土方はひとり万事屋の台所で夕飯を作っていた。神楽と新八はタイムセールに出かけており、万事屋内には土方ひとりのみだ。
結局銀時は昼時にも帰ってこなかった。土方はぐつぐつと煮えるおでんの灰汁をとりながら、あいつはほんとにどこまで自分を迎えに行ったのだろうと眉をひそめる。
そんなときだった。
「…た、ただいま…」
やけに弱弱しい声が聞こえたと思い、コンロの火を止めて土方が台所から出てみると。
「!?よ、万事屋っ!?」
そこには、
いつもの白地に波の模様が入っている着流しを泥だらけにして、へろへろになっている銀時が立っていた。
ところどころ焦げているのか炭の匂いがし、火薬のような匂いも微かにする。
土方は慌てて銀時に近寄る。銀時は土方の姿を確認すると、へらりと笑って。
「土方〜…、俺は、愛を…貫いた…ゾ……」
「…っ!ちょ…!?」
そう言って、土方のほうに倒れこんできた。バランスを崩しつつ、なんとか土方は銀時の背中の着流しを掴んで支えて。

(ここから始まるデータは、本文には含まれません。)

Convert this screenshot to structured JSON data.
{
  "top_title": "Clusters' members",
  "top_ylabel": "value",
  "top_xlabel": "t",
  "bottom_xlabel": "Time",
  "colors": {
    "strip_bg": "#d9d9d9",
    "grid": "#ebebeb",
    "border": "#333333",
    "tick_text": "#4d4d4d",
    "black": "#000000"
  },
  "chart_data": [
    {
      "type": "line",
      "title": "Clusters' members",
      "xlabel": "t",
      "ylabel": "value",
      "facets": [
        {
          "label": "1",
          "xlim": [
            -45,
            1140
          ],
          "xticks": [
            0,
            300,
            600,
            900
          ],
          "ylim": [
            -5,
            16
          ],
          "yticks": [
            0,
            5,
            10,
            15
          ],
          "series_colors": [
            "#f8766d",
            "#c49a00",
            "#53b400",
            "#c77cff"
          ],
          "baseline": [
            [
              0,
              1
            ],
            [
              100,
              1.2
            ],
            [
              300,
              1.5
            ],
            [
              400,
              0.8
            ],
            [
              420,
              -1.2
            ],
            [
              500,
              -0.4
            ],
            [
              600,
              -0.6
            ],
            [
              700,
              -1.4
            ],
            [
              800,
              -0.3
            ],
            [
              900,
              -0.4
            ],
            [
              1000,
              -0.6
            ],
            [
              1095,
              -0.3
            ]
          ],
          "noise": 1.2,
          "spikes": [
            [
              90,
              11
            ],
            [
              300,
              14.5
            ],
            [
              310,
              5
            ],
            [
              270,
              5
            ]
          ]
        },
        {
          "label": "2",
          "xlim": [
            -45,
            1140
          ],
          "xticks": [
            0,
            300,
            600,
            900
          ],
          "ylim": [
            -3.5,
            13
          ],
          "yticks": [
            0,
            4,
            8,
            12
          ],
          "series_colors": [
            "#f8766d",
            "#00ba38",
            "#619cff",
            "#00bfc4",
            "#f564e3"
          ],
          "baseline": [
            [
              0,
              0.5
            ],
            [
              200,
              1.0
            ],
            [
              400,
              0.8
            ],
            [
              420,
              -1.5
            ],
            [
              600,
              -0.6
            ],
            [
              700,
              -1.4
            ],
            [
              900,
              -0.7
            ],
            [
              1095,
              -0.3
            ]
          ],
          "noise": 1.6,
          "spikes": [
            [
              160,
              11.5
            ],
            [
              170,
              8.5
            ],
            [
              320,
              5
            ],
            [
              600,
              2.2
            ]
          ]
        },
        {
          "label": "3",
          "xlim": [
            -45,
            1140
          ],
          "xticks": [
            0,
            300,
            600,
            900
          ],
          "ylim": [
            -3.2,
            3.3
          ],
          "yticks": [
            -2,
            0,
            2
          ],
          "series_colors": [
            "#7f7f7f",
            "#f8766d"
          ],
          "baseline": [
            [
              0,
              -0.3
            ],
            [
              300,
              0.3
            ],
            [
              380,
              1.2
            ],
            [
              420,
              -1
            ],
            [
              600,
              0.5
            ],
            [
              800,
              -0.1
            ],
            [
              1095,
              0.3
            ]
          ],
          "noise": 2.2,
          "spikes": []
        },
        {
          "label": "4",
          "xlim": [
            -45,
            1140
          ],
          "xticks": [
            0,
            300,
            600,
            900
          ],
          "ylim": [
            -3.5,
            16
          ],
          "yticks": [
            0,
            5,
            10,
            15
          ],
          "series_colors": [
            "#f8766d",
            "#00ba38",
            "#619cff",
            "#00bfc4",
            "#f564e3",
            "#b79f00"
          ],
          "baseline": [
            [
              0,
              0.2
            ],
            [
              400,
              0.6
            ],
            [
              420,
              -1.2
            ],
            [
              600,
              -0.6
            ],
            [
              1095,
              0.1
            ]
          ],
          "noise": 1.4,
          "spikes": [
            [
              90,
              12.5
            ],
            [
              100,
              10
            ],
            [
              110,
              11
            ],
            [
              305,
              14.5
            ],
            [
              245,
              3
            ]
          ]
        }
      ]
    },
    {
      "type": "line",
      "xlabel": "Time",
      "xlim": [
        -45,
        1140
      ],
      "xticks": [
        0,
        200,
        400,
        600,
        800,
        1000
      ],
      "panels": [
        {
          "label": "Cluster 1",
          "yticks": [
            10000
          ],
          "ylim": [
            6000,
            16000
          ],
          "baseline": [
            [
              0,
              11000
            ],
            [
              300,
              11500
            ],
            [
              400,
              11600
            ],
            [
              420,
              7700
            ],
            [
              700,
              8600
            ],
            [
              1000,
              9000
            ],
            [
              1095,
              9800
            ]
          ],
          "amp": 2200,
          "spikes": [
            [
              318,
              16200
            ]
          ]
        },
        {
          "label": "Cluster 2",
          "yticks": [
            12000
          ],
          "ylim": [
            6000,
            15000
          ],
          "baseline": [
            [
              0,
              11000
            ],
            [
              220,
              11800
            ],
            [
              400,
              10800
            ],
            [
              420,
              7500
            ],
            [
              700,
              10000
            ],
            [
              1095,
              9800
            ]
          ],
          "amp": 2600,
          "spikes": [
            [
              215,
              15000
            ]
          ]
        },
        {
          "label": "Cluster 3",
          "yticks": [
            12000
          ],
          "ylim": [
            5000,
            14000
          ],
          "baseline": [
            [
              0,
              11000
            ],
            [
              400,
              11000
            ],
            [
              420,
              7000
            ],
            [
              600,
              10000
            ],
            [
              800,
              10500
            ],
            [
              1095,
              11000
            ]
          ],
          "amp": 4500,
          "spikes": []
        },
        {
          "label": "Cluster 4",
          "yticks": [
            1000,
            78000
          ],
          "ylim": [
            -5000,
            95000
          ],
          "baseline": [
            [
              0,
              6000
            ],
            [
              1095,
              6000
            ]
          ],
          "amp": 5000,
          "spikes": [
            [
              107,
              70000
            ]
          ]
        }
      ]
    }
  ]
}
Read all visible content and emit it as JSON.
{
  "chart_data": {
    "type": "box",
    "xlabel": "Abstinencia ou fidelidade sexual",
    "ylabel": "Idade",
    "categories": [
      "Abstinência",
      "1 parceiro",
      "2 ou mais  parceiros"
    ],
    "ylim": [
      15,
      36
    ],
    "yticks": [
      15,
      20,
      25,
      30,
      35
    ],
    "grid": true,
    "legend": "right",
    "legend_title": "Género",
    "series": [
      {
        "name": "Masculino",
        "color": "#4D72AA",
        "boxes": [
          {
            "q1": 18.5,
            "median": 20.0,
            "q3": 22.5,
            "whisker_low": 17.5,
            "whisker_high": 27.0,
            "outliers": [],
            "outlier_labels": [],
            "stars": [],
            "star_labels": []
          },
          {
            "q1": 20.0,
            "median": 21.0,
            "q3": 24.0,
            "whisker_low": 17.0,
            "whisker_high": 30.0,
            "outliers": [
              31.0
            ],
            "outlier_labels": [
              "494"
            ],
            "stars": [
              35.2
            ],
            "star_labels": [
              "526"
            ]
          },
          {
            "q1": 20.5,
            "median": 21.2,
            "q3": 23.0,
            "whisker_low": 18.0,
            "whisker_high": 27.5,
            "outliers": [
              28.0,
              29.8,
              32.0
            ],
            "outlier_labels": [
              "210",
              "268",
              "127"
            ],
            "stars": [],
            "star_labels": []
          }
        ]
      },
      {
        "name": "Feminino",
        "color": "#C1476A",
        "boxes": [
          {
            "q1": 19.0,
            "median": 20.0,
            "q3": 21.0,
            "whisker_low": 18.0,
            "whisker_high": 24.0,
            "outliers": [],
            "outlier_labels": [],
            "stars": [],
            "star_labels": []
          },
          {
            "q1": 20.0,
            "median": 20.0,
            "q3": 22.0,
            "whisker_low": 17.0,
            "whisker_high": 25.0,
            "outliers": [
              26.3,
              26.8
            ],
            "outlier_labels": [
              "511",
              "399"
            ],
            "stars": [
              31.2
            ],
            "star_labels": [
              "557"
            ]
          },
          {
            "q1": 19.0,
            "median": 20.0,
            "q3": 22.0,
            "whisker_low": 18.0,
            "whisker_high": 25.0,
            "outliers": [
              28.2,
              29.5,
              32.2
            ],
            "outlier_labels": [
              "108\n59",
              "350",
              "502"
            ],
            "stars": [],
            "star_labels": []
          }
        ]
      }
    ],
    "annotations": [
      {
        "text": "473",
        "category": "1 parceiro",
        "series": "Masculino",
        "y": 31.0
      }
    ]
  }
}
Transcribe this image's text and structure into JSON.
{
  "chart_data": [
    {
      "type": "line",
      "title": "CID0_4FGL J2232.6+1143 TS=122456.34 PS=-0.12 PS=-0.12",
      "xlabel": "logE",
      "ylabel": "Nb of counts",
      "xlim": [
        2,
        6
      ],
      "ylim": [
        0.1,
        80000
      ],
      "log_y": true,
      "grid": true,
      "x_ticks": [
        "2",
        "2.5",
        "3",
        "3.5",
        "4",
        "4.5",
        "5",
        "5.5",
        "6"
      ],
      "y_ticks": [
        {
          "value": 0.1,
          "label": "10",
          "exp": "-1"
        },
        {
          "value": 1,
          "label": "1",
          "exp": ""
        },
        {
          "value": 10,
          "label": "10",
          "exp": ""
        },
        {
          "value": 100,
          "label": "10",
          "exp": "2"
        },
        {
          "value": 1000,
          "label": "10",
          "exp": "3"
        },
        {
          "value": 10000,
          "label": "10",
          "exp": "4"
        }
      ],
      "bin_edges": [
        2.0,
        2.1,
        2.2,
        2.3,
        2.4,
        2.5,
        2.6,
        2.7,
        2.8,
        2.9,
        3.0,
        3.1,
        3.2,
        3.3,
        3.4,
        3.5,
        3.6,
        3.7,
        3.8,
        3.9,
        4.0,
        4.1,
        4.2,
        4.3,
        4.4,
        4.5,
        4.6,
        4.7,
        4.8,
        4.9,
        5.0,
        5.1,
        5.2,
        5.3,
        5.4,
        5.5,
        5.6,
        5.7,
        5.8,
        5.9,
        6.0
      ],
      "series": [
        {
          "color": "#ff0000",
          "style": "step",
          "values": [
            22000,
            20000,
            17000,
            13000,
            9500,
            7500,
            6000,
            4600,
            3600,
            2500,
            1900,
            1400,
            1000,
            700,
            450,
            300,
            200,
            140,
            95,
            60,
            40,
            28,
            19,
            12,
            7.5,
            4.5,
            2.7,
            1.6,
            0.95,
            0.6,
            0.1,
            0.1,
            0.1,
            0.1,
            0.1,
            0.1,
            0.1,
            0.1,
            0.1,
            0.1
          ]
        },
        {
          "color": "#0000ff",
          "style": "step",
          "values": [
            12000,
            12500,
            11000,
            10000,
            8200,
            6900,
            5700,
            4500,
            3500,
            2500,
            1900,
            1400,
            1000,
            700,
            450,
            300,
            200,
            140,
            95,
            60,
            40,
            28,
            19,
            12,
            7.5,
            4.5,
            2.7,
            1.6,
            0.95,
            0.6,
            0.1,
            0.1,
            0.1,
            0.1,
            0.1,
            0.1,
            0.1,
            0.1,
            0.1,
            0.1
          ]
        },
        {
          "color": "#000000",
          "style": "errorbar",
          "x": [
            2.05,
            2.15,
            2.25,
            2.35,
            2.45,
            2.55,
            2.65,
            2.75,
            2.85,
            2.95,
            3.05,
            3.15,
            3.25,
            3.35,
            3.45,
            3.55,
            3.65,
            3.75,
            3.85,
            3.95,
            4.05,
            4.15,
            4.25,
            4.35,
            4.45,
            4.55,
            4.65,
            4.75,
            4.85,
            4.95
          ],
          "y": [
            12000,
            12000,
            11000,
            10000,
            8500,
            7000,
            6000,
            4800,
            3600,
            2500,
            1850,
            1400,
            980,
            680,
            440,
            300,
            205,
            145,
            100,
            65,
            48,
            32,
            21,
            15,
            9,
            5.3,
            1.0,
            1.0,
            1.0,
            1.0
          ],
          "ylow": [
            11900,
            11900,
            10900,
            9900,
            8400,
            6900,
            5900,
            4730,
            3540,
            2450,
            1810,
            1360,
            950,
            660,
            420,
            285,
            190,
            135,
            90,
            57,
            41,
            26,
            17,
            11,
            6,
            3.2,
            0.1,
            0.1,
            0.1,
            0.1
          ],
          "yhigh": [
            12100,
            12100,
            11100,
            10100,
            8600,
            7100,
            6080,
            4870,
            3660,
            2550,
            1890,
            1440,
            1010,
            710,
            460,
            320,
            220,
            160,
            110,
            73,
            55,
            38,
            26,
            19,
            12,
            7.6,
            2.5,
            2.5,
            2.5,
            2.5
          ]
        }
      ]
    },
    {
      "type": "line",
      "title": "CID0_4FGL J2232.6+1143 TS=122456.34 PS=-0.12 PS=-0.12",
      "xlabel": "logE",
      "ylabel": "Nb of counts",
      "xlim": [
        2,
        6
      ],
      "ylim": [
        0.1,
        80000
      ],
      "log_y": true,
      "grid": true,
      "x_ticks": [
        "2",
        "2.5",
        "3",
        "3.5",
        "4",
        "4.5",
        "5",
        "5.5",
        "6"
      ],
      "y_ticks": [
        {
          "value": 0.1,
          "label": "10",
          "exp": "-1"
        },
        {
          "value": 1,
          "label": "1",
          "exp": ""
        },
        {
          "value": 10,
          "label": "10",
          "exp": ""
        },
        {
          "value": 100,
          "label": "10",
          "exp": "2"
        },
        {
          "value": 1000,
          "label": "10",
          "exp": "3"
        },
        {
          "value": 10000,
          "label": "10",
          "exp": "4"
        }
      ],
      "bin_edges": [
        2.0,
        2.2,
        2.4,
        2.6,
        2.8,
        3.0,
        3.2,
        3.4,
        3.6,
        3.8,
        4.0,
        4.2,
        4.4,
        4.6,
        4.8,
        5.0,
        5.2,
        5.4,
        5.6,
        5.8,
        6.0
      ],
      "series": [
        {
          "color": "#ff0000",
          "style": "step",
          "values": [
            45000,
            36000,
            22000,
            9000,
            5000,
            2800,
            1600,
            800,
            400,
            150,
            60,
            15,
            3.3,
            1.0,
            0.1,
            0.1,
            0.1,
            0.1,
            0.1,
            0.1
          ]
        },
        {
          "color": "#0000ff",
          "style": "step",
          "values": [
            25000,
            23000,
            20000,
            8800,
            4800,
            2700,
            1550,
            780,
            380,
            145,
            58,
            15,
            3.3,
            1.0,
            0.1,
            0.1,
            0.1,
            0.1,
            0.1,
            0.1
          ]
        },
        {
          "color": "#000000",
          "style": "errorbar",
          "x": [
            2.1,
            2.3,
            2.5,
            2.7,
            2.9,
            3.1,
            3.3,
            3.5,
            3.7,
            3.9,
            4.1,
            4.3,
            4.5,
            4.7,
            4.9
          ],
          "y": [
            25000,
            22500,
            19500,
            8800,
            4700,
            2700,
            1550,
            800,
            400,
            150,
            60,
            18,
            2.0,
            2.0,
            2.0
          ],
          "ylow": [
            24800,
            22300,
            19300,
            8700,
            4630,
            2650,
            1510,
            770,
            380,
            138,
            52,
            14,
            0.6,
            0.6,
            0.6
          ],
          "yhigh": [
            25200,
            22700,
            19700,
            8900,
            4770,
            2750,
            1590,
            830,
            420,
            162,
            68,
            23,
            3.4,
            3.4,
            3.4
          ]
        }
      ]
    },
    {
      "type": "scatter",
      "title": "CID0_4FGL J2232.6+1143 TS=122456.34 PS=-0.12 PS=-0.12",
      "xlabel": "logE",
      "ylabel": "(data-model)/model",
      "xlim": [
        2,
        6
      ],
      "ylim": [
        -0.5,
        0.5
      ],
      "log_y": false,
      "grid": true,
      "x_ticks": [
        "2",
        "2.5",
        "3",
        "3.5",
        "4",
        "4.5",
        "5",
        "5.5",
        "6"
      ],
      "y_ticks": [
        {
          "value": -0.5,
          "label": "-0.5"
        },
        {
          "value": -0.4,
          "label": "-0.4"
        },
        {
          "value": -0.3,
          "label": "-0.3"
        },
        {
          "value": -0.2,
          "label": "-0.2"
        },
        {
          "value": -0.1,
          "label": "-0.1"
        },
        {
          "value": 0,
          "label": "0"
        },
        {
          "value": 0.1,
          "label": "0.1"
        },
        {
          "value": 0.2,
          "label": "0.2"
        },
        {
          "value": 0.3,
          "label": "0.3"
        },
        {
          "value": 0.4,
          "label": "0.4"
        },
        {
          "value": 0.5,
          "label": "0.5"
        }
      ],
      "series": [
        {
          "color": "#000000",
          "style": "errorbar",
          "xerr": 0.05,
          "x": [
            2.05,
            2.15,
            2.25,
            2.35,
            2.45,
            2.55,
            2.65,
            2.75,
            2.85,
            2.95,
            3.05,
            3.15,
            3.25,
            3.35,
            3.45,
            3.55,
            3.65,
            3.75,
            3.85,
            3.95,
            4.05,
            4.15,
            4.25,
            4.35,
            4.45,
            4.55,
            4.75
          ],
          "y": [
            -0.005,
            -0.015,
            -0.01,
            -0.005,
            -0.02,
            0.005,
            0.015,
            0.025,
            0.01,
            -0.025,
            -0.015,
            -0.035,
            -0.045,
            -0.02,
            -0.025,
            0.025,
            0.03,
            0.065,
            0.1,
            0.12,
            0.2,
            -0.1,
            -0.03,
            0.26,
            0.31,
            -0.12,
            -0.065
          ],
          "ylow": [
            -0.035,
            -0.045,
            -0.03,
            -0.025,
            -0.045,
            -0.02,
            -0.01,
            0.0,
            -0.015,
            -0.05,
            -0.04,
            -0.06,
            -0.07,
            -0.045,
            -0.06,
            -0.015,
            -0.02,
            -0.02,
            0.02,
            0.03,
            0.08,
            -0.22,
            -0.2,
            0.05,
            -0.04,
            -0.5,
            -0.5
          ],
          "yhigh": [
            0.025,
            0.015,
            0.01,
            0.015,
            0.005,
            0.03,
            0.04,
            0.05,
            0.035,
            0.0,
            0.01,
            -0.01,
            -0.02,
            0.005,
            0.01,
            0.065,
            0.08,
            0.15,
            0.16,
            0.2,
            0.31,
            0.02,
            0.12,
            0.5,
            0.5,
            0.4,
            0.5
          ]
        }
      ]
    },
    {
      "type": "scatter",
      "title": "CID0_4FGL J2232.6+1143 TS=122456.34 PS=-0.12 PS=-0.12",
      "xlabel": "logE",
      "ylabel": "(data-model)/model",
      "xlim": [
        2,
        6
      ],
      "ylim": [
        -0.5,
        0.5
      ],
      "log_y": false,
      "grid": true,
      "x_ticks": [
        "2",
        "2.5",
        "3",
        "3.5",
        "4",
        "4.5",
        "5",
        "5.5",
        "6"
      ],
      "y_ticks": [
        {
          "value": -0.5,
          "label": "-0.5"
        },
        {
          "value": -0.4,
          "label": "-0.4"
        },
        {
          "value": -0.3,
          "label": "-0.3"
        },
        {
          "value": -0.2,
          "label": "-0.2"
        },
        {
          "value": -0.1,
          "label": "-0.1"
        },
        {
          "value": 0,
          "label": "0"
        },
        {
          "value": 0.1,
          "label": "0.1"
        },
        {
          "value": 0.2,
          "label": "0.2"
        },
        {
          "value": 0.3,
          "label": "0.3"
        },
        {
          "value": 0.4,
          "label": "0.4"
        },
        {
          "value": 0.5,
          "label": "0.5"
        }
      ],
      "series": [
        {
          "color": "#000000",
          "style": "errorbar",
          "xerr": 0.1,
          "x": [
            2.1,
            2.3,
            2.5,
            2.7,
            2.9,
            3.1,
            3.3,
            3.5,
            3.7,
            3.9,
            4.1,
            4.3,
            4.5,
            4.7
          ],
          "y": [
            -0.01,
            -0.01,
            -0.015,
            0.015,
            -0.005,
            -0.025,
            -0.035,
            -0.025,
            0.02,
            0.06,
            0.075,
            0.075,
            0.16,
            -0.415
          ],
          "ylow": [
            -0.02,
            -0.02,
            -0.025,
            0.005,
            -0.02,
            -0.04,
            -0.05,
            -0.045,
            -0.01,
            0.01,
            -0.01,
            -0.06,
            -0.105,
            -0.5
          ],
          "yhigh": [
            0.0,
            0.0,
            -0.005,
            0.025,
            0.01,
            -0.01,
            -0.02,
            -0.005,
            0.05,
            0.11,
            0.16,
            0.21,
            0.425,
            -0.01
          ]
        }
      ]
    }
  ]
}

銀時は気を失ったわけではないらしく、土方の肩口に顔をこすりつけ彼の細腰に腕をまわして抱きついた。
土方はおそるおそる声をかける。
「…万事屋?」
「土方、いい匂いする〜。今日なに?おでん?」
「……お前、いったい何やらかしてきたんだよ」
「だーかーら。愛を守るために戦ってきたんだってば」
「???よくわかんねーけど、お前ちょっと血の匂いがする…怪我してんじゃねぇの?」
ちょっと来い、と、土方は銀時を応接室まで腕をひっぱって連れて行き、ソファに座らせた。
見れば切り傷やら火傷やら、小さいながらも銀時の体はキズだらけだった。土方は顔をしかめる。いったい何をしてきたのか、土方には皆目検討もつかないのだ。
とりあえず、こんな泥だらけでは手当てもできないと判断した土方は、沸かしてある風呂に入るよう銀時を促した。
一緒に入ろう、のくだりは聞かなかったことにした。恥ずかしい、なんていう理由ではなく。
(人が心配してんのに、へらへらしやがって…)と、相変わらずの鈍ちん土方だった。